A Forex trading plan should be a top priority for every trader. Consistency year after year cannot be achieved without one.
What Is A Forex Trading Plan? A forex trading plan is a personal plan that you have designed that shows your trading methods in their simplest forms. It shows what triggers your entries and also shows how you close trades. Your risk control and trading psychology are reflected in the trading plan.
It is a set of guidelines or rules that govern your entire thought process before executing a trade, during, and even when closing a trade.
For a trading plan to work, it has to be followed strictly. Also, as refinements to your trading strategy are made, they should reflect in your trading plan as well.
Importance of a Forex Trading Plan
- With a trading plan, over-trading is curbed. Traders learn to wait for ideal market situations in accordance with their concepts.
- A forex trading plan reduces losses.
- A trading plan helps filter out high probable setups.
- It allows traders to measure and improve performance.
How to create a Forex Trading Plan
The first thing to consider in your trading plan is your approach to the markets. “What is it you look for?” “What patterns do you look for?” It could be live price movements as in price action or a pattern.
Once this is determined, a step forward to determine market situations that your concepts work best.
This has to be done repeatedly to guarantee it’s not just a coincidence and to build confidence.
After that has been established, the following are considered;
1. Slim down your watch-list
There are so many pairs to trade, and that can be bitter-sweet. Focusing on too many pairs does more harm than good.
Your attention is divided, and you end up chasing trades and switching from one chart to another.
Stick to your favorite pairs, four at most, and understand their behaviors.
Only a few pairs are needed to make profits; you cannot catch every move. A few quality setups outweigh various trades with a low risk-to-reward ratio.
2. Time to trade
Trading psychology should be factored in as well. “When are you most comfortable trading?”
Choose a trading session most suitable between the New York and London sessions (high volatility occurs in these sessions) and stick by it.
Staring at charts all day is not efficient. Fatigue and tiredness start to kick in, and sloppy mistakes are made.
Of course, they will be situations when a trade meets every criterion in your trading ideology outside your preferred session.
In a scenario like that, the trade can be taken, but the risk should be reduced.
3. Risk management
Choose a percentage of your account you can “afford” to lose and stick by it. A risk of 1% or 2% is ideal. A consistent risk is important if consistency will be achieved.
For instance, two consecutive losses were taken. On the third trade, a take profit of 1:5 was hit.
A forex trader that risked the same percentage covered up his losses and made more to top it off.
While a trader who over-leveraged on his first two losses but reduced his lot size due to fear didn’t even cover up for his loss.
It is so important to have a standard risk in your trading plan. It improves returns and trading psychology as a whole.
4. Exit conditions
At what levels will the profit be taken or broken even? This is very important as well.
For instance, price action traders will include a previous low, previous high, and areas of large liquidity as a profit target in their trading plan.
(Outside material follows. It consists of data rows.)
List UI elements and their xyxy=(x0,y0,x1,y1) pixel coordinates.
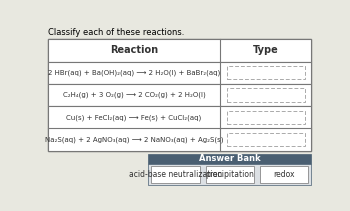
Text: Na₂S(aq) + 2 AgNO₃(aq) ⟶ 2 NaNO₃(aq) + Ag₂S(s): Na₂S(aq) + 2 AgNO₃(aq) ⟶ 2 NaNO₃(aq) + A… xyxy=(45,137,223,143)
Bar xyxy=(227,88,305,101)
Text: Answer Bank: Answer Bank xyxy=(199,154,260,163)
Bar xyxy=(48,39,311,62)
Text: 2 HBr(aq) + Ba(OH)₂(aq) ⟶ 2 H₂O(l) + BaBr₂(aq): 2 HBr(aq) + Ba(OH)₂(aq) ⟶ 2 H₂O(l) + BaB… xyxy=(48,69,220,76)
Text: Cu(s) + FeCl₂(aq) ⟶ Fe(s) + CuCl₂(aq): Cu(s) + FeCl₂(aq) ⟶ Fe(s) + CuCl₂(aq) xyxy=(66,114,202,120)
Text: Reaction: Reaction xyxy=(110,45,158,55)
Bar xyxy=(148,164,311,185)
Bar xyxy=(48,128,311,151)
Bar xyxy=(48,62,311,84)
Bar xyxy=(152,166,200,183)
Bar xyxy=(227,133,305,146)
Bar xyxy=(148,154,311,164)
Text: Classify each of these reactions.: Classify each of these reactions. xyxy=(48,28,184,37)
Bar xyxy=(48,84,311,106)
Text: precipitation: precipitation xyxy=(205,170,254,179)
Text: Type: Type xyxy=(253,45,279,55)
Bar xyxy=(227,111,305,124)
Bar xyxy=(260,166,308,183)
Text: C₂H₄(g) + 3 O₂(g) ⟶ 2 CO₂(g) + 2 H₂O(l): C₂H₄(g) + 3 O₂(g) ⟶ 2 CO₂(g) + 2 H₂O(l) xyxy=(63,92,205,98)
Bar xyxy=(48,106,311,128)
Text: redox: redox xyxy=(273,170,295,179)
Bar xyxy=(206,166,254,183)
Bar xyxy=(227,66,305,79)
Text: acid-base neutralization: acid-base neutralization xyxy=(129,170,222,179)
Bar xyxy=(48,39,311,151)
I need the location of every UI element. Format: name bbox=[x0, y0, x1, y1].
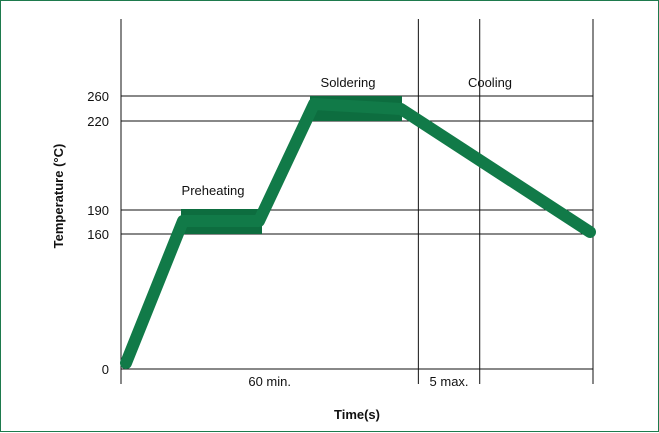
y-tick-label-0: 0 bbox=[102, 362, 109, 377]
x-interval-label-1: 5 max. bbox=[430, 374, 469, 389]
curve-group bbox=[120, 98, 596, 369]
gridlines-group bbox=[120, 19, 594, 384]
y-axis-title: Temperature (°C) bbox=[51, 144, 66, 249]
temperature-curve bbox=[120, 98, 596, 369]
x-axis-title: Time(s) bbox=[334, 407, 380, 422]
phase-label-1: Soldering bbox=[321, 75, 376, 90]
y-tick-label-220: 220 bbox=[87, 114, 109, 129]
labels-group: 0 160 190 220 260 60 min. 5 max. Preheating Sold… bbox=[51, 75, 512, 422]
y-tick-label-190: 190 bbox=[87, 203, 109, 218]
phase-label-0: Preheating bbox=[182, 183, 245, 198]
y-tick-label-160: 160 bbox=[87, 227, 109, 242]
phase-label-2: Cooling bbox=[468, 75, 512, 90]
y-tick-label-260: 260 bbox=[87, 89, 109, 104]
x-interval-label-0: 60 min. bbox=[248, 374, 291, 389]
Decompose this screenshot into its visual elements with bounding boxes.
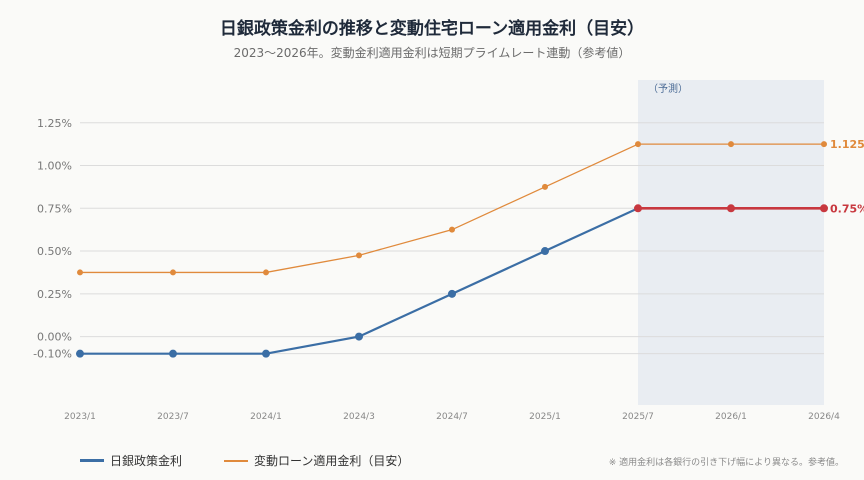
- y-tick-label: 1.00%: [37, 160, 72, 173]
- data-point-policy: [262, 349, 270, 358]
- footnote: ※ 適用金利は各銀行の引き下げ幅により異なる。参考値。: [608, 458, 844, 468]
- x-tick-label: 2024/3: [343, 412, 375, 422]
- x-tick-label: 2026/4: [808, 412, 840, 422]
- end-label-policy: 0.75%: [830, 202, 864, 215]
- x-tick-label: 2023/7: [157, 412, 189, 422]
- legend-item-loan: 変動ローン適用金利（目安）: [224, 452, 409, 469]
- data-point-loan: [821, 141, 827, 148]
- x-tick-label: 2024/7: [436, 412, 468, 422]
- forecast-label: （予測）: [648, 82, 688, 95]
- data-point-loan: [77, 269, 83, 276]
- end-label-loan: 1.125: [830, 138, 864, 151]
- data-point-loan: [263, 269, 269, 276]
- y-tick-label: 1.25%: [37, 117, 72, 130]
- data-point-policy: [634, 204, 642, 213]
- series-line-policy: [80, 207, 639, 355]
- data-point-policy: [541, 247, 549, 256]
- x-tick-label: 2026/1: [715, 412, 747, 422]
- data-point-policy: [448, 289, 456, 298]
- chart-title: 日銀政策金利の推移と変動住宅ローン適用金利（目安）: [219, 19, 645, 39]
- data-point-policy: [727, 204, 735, 213]
- data-point-policy: [169, 349, 177, 358]
- x-tick-label: 2023/1: [64, 412, 96, 422]
- legend-item-policy: 日銀政策金利: [80, 452, 182, 469]
- data-point-loan: [449, 226, 455, 233]
- x-tick-label: 2025/1: [529, 412, 561, 422]
- data-point-loan: [170, 269, 176, 276]
- chart-subtitle: 2023〜2026年。変動金利適用金利は短期プライムレート連動（参考値）: [233, 46, 631, 60]
- data-point-loan: [356, 252, 362, 259]
- y-tick-label: 0.50%: [37, 245, 72, 258]
- legend-label-policy: 日銀政策金利: [110, 454, 183, 468]
- x-tick-label: 2025/7: [622, 412, 654, 422]
- forecast-band: [638, 80, 824, 405]
- legend-swatch-policy: [80, 459, 104, 462]
- data-point-loan: [542, 183, 548, 190]
- data-point-loan: [635, 141, 641, 148]
- data-point-loan: [728, 141, 734, 148]
- y-tick-label: -0.10%: [33, 348, 72, 361]
- data-point-policy: [76, 349, 84, 358]
- y-tick-label: 0.00%: [37, 331, 72, 344]
- x-tick-label: 2024/1: [250, 412, 282, 422]
- legend-label-loan: 変動ローン適用金利（目安）: [254, 454, 410, 468]
- y-tick-label: 0.25%: [37, 288, 72, 301]
- y-tick-label: 0.75%: [37, 202, 72, 215]
- data-point-policy: [355, 332, 363, 341]
- legend-swatch-loan: [224, 459, 249, 462]
- data-point-policy: [820, 204, 828, 213]
- legend: 日銀政策金利 変動ローン適用金利（目安）: [80, 452, 451, 469]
Profit will be taken before the target is reached when order flow is not maintained.
Stop-loss placements are also considered. A stop-loss will be placed at the point that regards your bias or entry invalid.
Once a loss is taken, take it on your chin and learn from it and adjust your trading plan to avoid a re-occurrence.
Also, when three losses in a row are taken, step away from the charts to reflect and clear your head. Revenge trading to make up your losses will only result in more losses.
Summary: Forex Trading Plan
The first step to fully realizing the true potential of a trading plan is iteration. Iteration is the repetition of processes to generate a sequence of outcomes.
In forex, iterating is backtesting. There is absolutely no rush to go “live.” Confidence in your trading concepts and, most importantly, yourself has to be attained first.
Stick to the demo for as long as possible until you have flipped accounts multiple times and developed a trading plan.
Understand your trading concepts in and out, and learn to transition from hindsight (breaking down previous market plays) to foresight (forecasting market movements).
One word; adapt. The forex market brings forth complex situations all year round. Refine your trading concepts to match the markets, and of course, your trading plan is adjusted as well.